By Tech. Sgt. Sarah Loicano, Air University Public Affairs
/ Published June 27, 2013
MAXWELL AIR FORCE BASE, Ala. - -- It's not often that the two very different worlds of beauty pageants and military service intersect, but for newly commissioned 2nd Lt. Cara Lustig, they are a perfect fit.
Graduating from commissioned officer training today, Lustig, who also serves as Miss Rhode Island 2013, will immediately head to Washington, D.C., to compete in the Miss United States pageant Tuesday through July 7.
When asked about her role as an Air Force officer and beauty pageant contestant, Lustig admits that while on the surface they seem very different, at the core, they have more similarities than people might think.
"It all comes down to being confident and determined and knowing that you're doing something bigger than yourself," she explained. "The beauty pageant world and Air Force training environment have some parallel qualities - they both require physical preparation, fitness, discipline and even attention to detail."
And both, Lustig added, bring a diverse group of people together for a specific purpose.
"There is diversity in both groups, with people of different backgrounds brought together with the goal of completing a mission," she said.
A prior enlisted medical administrator with the 439th Airlift Wing at Westover Air Reserve Base, Mass., Lustig has been driven to excel since entering the service two years ago. During her short Air Force career, Lustig has focused on education, which also serves as her pageant platform. She is currently one class shy of completing her master's degree, put on hold to attend officer training.
With school, her full-time job with the University of Phoenix, Reserve duty and Miss Rhode Island responsibilities, Lustig stays busy.
"I think of my interests as a three-legged stool. I'm always balancing the areas of my life - Air Force duty, personal life and beauty pageant competition and education," she said.
It is this very act of balancing her life that motivates Lustig to have a variety of interests. The message behind her decision to compete in a beauty pageant, while serving her country, is that people today, and in particular women, are not limited to any one avenue or goal in life.
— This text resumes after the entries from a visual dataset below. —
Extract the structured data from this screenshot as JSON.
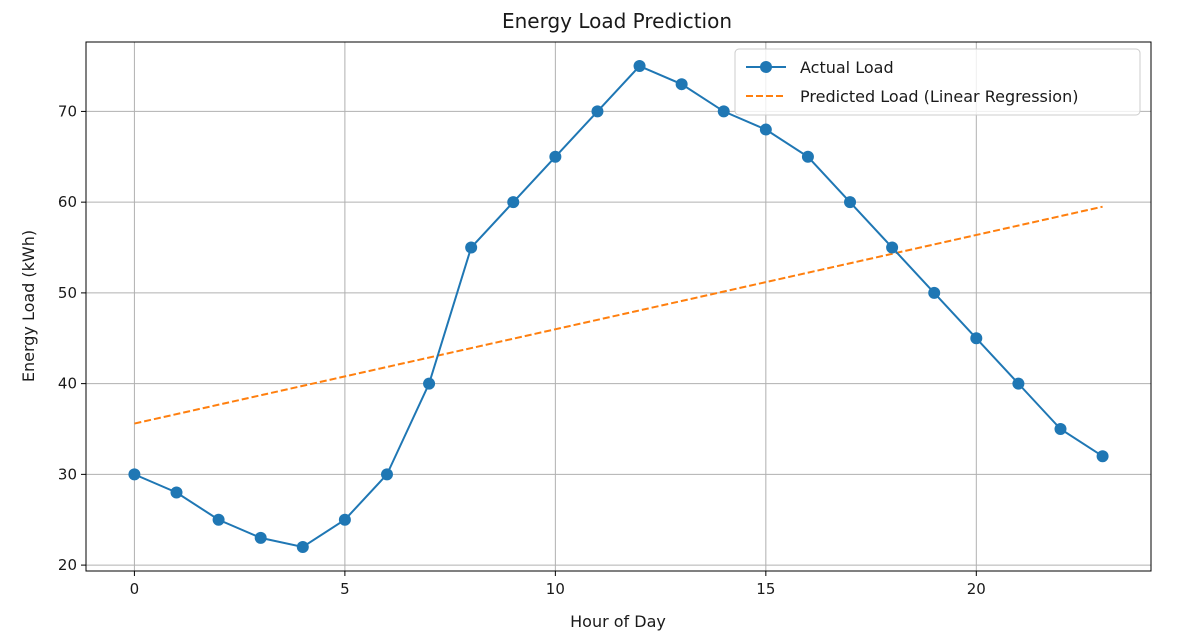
{
  "chart_data": {
    "type": "line",
    "title": "Energy Load Prediction",
    "xlabel": "Hour of Day",
    "ylabel": "Energy Load (kWh)",
    "xlim": [
      -1.15,
      24.15
    ],
    "ylim": [
      19.35,
      77.65
    ],
    "xticks": [
      0,
      5,
      10,
      15,
      20
    ],
    "yticks": [
      20,
      30,
      40,
      50,
      60,
      70
    ],
    "grid": true,
    "legend_position": "top-right",
    "x": [
      0,
      1,
      2,
      3,
      4,
      5,
      6,
      7,
      8,
      9,
      10,
      11,
      12,
      13,
      14,
      15,
      16,
      17,
      18,
      19,
      20,
      21,
      22,
      23
    ],
    "series": [
      {
        "name": "Actual Load",
        "style": "solid-markers",
        "color": "#1f77b4",
        "values": [
          30,
          28,
          25,
          23,
          22,
          25,
          30,
          40,
          55,
          60,
          65,
          70,
          75,
          73,
          70,
          68,
          65,
          60,
          55,
          50,
          45,
          40,
          35,
          32
        ]
      },
      {
        "name": "Predicted Load (Linear Regression)",
        "style": "dashed",
        "color": "#ff7f0e",
        "x": [
          0,
          23
        ],
        "values": [
          35.6,
          59.5
        ]
      }
    ]
  }
}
They can be multi-faceted - tough and feminine.
Lustig uses her own personal drive and motivation and the discipline she learned in the Air Force to prepare herself for the numerous challenges of officer training school and the rigors of beauty pageant competition world.
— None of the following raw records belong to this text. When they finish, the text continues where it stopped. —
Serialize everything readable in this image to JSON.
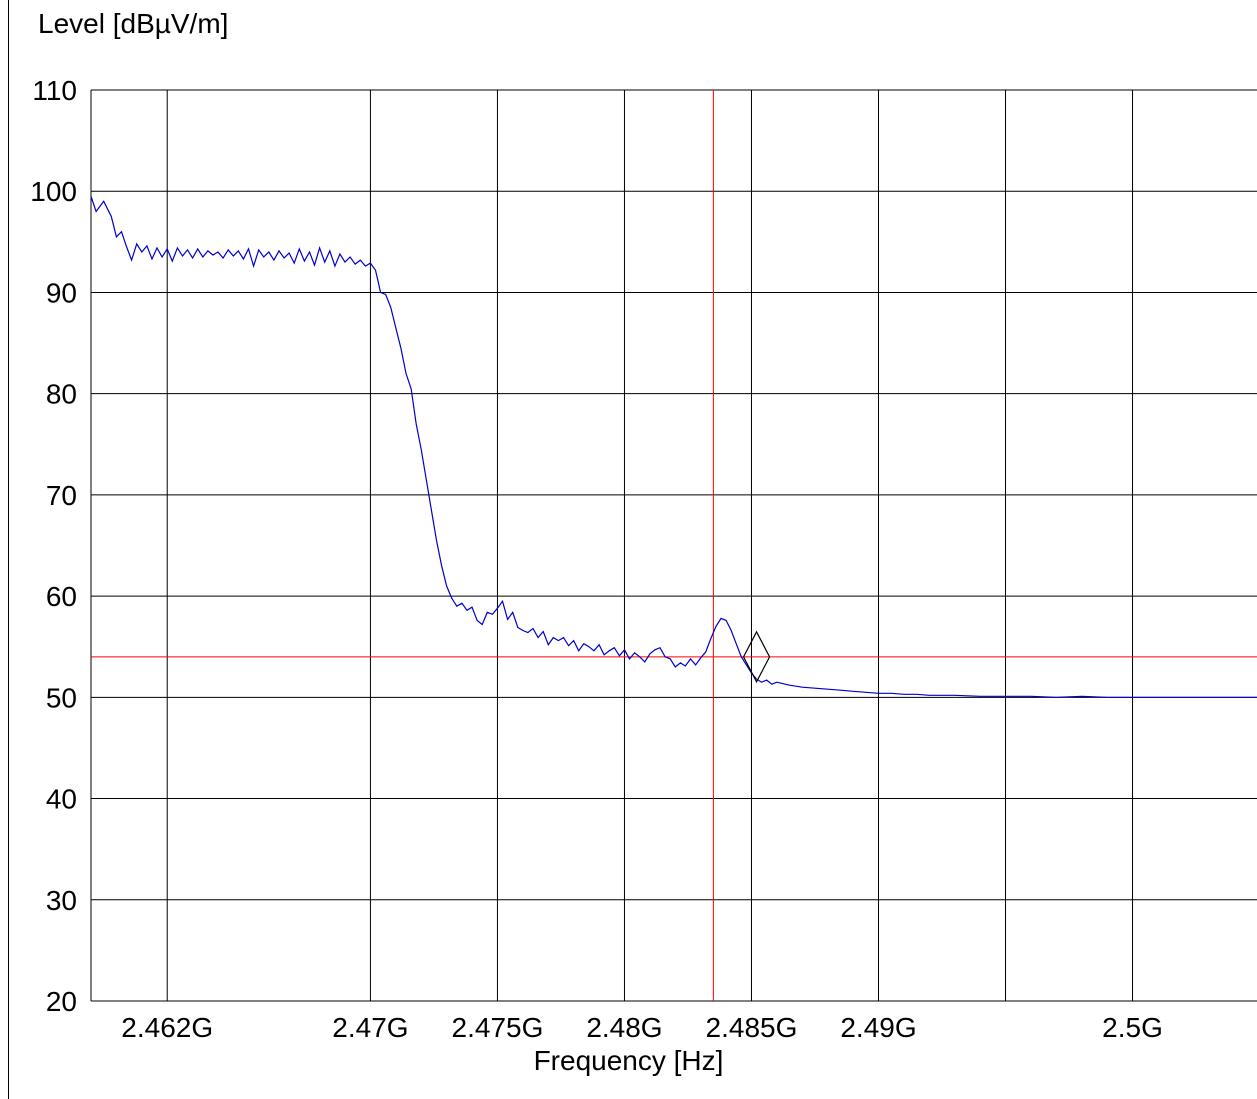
{
  "chart_data": {
    "type": "line",
    "ylabel": "Level [dBµV/m]",
    "xlabel": "Frequency [Hz]",
    "xlim": [
      2.459,
      2.5049
    ],
    "ylim": [
      20,
      110
    ],
    "yticks": [
      20,
      30,
      40,
      50,
      60,
      70,
      80,
      90,
      100,
      110
    ],
    "xticks": [
      {
        "value": 2.462,
        "label": "2.462G"
      },
      {
        "value": 2.47,
        "label": "2.47G"
      },
      {
        "value": 2.475,
        "label": "2.475G"
      },
      {
        "value": 2.48,
        "label": "2.48G"
      },
      {
        "value": 2.485,
        "label": "2.485G"
      },
      {
        "value": 2.49,
        "label": "2.49G"
      },
      {
        "value": 2.5,
        "label": "2.5G"
      }
    ],
    "xgrid_extra": [
      2.495
    ],
    "grid": true,
    "series": [
      {
        "color": "#0000cc",
        "points": [
          [
            2.459,
            99.5
          ],
          [
            2.4592,
            98.0
          ],
          [
            2.4595,
            99.0
          ],
          [
            2.4598,
            97.5
          ],
          [
            2.46,
            95.5
          ],
          [
            2.4602,
            96.0
          ],
          [
            2.4604,
            94.5
          ],
          [
            2.4606,
            93.2
          ],
          [
            2.4608,
            94.8
          ],
          [
            2.461,
            94.0
          ],
          [
            2.4612,
            94.6
          ],
          [
            2.4614,
            93.3
          ],
          [
            2.4616,
            94.4
          ],
          [
            2.4618,
            93.5
          ],
          [
            2.462,
            94.3
          ],
          [
            2.4622,
            93.1
          ],
          [
            2.4624,
            94.4
          ],
          [
            2.4626,
            93.6
          ],
          [
            2.4628,
            94.2
          ],
          [
            2.463,
            93.4
          ],
          [
            2.4632,
            94.3
          ],
          [
            2.4634,
            93.5
          ],
          [
            2.4636,
            94.1
          ],
          [
            2.4638,
            93.7
          ],
          [
            2.464,
            94.0
          ],
          [
            2.4642,
            93.4
          ],
          [
            2.4644,
            94.2
          ],
          [
            2.4646,
            93.6
          ],
          [
            2.4648,
            94.1
          ],
          [
            2.465,
            93.3
          ],
          [
            2.4652,
            94.3
          ],
          [
            2.4654,
            92.6
          ],
          [
            2.4656,
            94.2
          ],
          [
            2.4658,
            93.5
          ],
          [
            2.466,
            94.0
          ],
          [
            2.4662,
            93.2
          ],
          [
            2.4664,
            94.1
          ],
          [
            2.4666,
            93.4
          ],
          [
            2.4668,
            93.9
          ],
          [
            2.467,
            92.9
          ],
          [
            2.4672,
            94.3
          ],
          [
            2.4674,
            93.1
          ],
          [
            2.4676,
            94.0
          ],
          [
            2.4678,
            92.7
          ],
          [
            2.468,
            94.4
          ],
          [
            2.4682,
            93.0
          ],
          [
            2.4684,
            94.1
          ],
          [
            2.4686,
            92.6
          ],
          [
            2.4688,
            93.8
          ],
          [
            2.469,
            93.0
          ],
          [
            2.4692,
            93.5
          ],
          [
            2.4694,
            92.8
          ],
          [
            2.4696,
            93.2
          ],
          [
            2.4698,
            92.6
          ],
          [
            2.47,
            92.9
          ],
          [
            2.4702,
            92.2
          ],
          [
            2.4704,
            90.0
          ],
          [
            2.4706,
            89.8
          ],
          [
            2.4708,
            88.5
          ],
          [
            2.471,
            86.5
          ],
          [
            2.4712,
            84.5
          ],
          [
            2.4714,
            82.0
          ],
          [
            2.4716,
            80.5
          ],
          [
            2.4718,
            77.0
          ],
          [
            2.472,
            74.5
          ],
          [
            2.4722,
            71.5
          ],
          [
            2.4724,
            68.5
          ],
          [
            2.4726,
            65.5
          ],
          [
            2.4728,
            63.0
          ],
          [
            2.473,
            61.0
          ],
          [
            2.4732,
            59.8
          ],
          [
            2.4734,
            59.0
          ],
          [
            2.4736,
            59.3
          ],
          [
            2.4738,
            58.6
          ],
          [
            2.474,
            58.9
          ],
          [
            2.4742,
            57.6
          ],
          [
            2.4744,
            57.2
          ],
          [
            2.4746,
            58.4
          ],
          [
            2.4748,
            58.2
          ],
          [
            2.475,
            58.8
          ],
          [
            2.4752,
            59.5
          ],
          [
            2.4754,
            57.7
          ],
          [
            2.4756,
            58.4
          ],
          [
            2.4758,
            56.9
          ],
          [
            2.476,
            56.6
          ],
          [
            2.4762,
            56.4
          ],
          [
            2.4764,
            56.8
          ],
          [
            2.4766,
            55.9
          ],
          [
            2.4768,
            56.5
          ],
          [
            2.477,
            55.2
          ],
          [
            2.4772,
            55.9
          ],
          [
            2.4774,
            55.6
          ],
          [
            2.4776,
            55.9
          ],
          [
            2.4778,
            55.1
          ],
          [
            2.478,
            55.6
          ],
          [
            2.4782,
            54.6
          ],
          [
            2.4784,
            55.3
          ],
          [
            2.4786,
            55.0
          ],
          [
            2.4788,
            54.6
          ],
          [
            2.479,
            55.2
          ],
          [
            2.4792,
            54.2
          ],
          [
            2.4794,
            54.6
          ],
          [
            2.4796,
            54.9
          ],
          [
            2.4798,
            54.1
          ],
          [
            2.48,
            54.7
          ],
          [
            2.4802,
            53.8
          ],
          [
            2.4804,
            54.4
          ],
          [
            2.4806,
            54.0
          ],
          [
            2.4808,
            53.5
          ],
          [
            2.481,
            54.3
          ],
          [
            2.4812,
            54.7
          ],
          [
            2.4814,
            54.9
          ],
          [
            2.4816,
            54.0
          ],
          [
            2.4818,
            53.8
          ],
          [
            2.482,
            53.0
          ],
          [
            2.4822,
            53.4
          ],
          [
            2.4824,
            53.1
          ],
          [
            2.4826,
            53.8
          ],
          [
            2.4828,
            53.2
          ],
          [
            2.483,
            53.9
          ],
          [
            2.4832,
            54.5
          ],
          [
            2.4834,
            55.8
          ],
          [
            2.4836,
            57.0
          ],
          [
            2.4838,
            57.8
          ],
          [
            2.484,
            57.6
          ],
          [
            2.4842,
            56.6
          ],
          [
            2.4844,
            55.3
          ],
          [
            2.4846,
            54.0
          ],
          [
            2.4848,
            53.2
          ],
          [
            2.485,
            52.4
          ],
          [
            2.4852,
            51.8
          ],
          [
            2.4854,
            51.5
          ],
          [
            2.4856,
            51.7
          ],
          [
            2.4858,
            51.3
          ],
          [
            2.486,
            51.5
          ],
          [
            2.4865,
            51.2
          ],
          [
            2.487,
            51.0
          ],
          [
            2.4875,
            50.9
          ],
          [
            2.488,
            50.8
          ],
          [
            2.4885,
            50.7
          ],
          [
            2.489,
            50.6
          ],
          [
            2.4895,
            50.5
          ],
          [
            2.49,
            50.4
          ],
          [
            2.4905,
            50.4
          ],
          [
            2.491,
            50.3
          ],
          [
            2.4915,
            50.3
          ],
          [
            2.492,
            50.2
          ],
          [
            2.493,
            50.2
          ],
          [
            2.494,
            50.1
          ],
          [
            2.495,
            50.1
          ],
          [
            2.496,
            50.1
          ],
          [
            2.497,
            50.0
          ],
          [
            2.498,
            50.1
          ],
          [
            2.499,
            50.0
          ],
          [
            2.5,
            50.0
          ],
          [
            2.501,
            50.0
          ],
          [
            2.502,
            50.0
          ],
          [
            2.503,
            50.0
          ],
          [
            2.5049,
            50.0
          ]
        ]
      }
    ],
    "limit_line": {
      "value": 54,
      "color": "#ff0000"
    },
    "band_edge": {
      "value": 2.4835,
      "color": "#ff0000"
    },
    "marker": {
      "x": 2.4852,
      "y": 54,
      "shape": "diamond"
    }
  }
}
"I wanted to be a positive role model, to show girls they have multiple opportunities in life and that they should have the confidence to do more than one thing," she said.
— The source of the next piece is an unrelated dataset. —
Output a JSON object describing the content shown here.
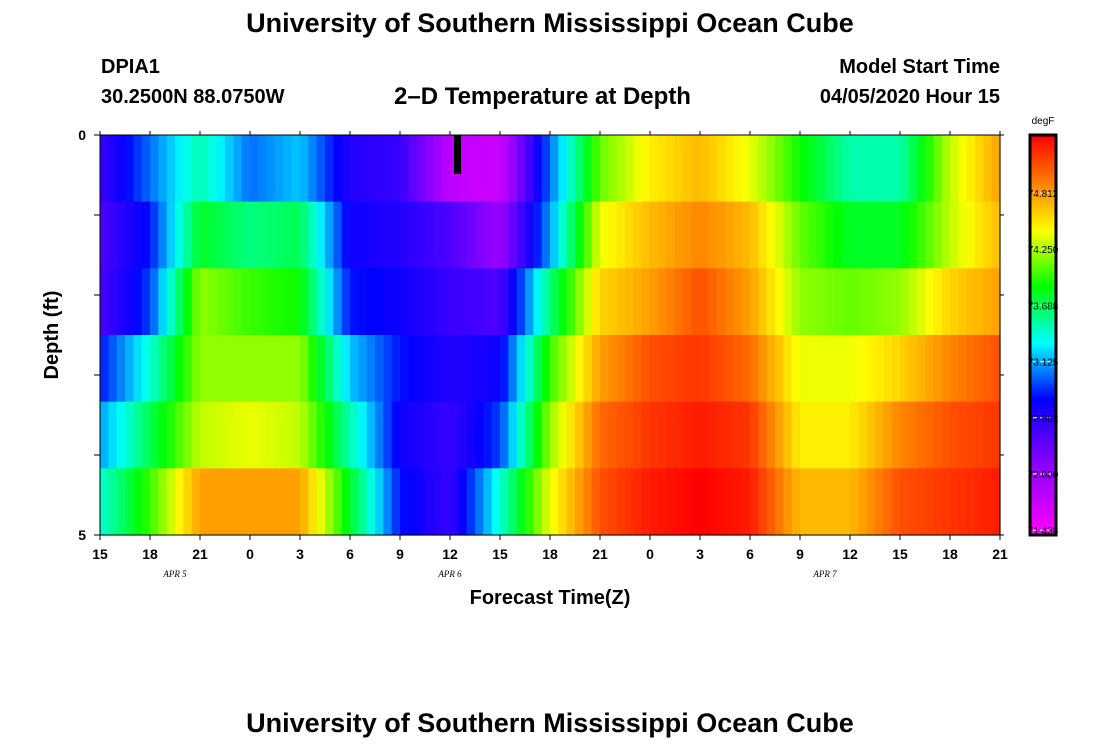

Although she is not using the time before the Miss United States pageant as her fellow competitors most likely are, Lustig says she isn't too worried.
"I believe this experience [COT] gives me a little bit of an edge, and I am proud to serve my country," she said. "I'm definitely competitive and of course I'd love to win, but I just want to get my name out there. Winning isn't the overall goal; the purpose is the positive impact that I would hopefully make."
Once she made the decision to compete in a beauty pageant, Lustig, who has been volunteering in some fashion since she was in the fifth grade, said the Miss United States pageant was a perfect fit.
"I love their focus on community involvement; it's not required but they highly recommend we do some form of community outreach," she explained.
When not in officer training, Lustig generally attends about two-to-three events per month with organizations like Make-A-Wish and Relay for Life and reading to elementary students.
After graduation, Lustig plans to compete in the Miss United States pageant in July, and the Miss Rhode Island USA competition in September. She will also return to the 439th Aerospace Medicine Squadron as a second lieutenant and finish her master's degree. Not one to stay still for long, Lustig also has her eye on a graduate certificate in health care leadership from Cornell and plans to learn German, her family's native language.
Lustig's Officer Training School flight commander, Maj. Elizabeth Topol, said Lustig's naturalness and ability for discipline will help her go a long way - both in the competitive pageant world and in her Air Force career.
"She exemplifies what an Air Force officer should be and the core values," Topol said. "This will help her grow, she wants it, and has a desire and need to be the best she can be. She wants to help others too, and she is definitely one to keep her eye on, both as she progresses in her military career and in life. She's one to watch."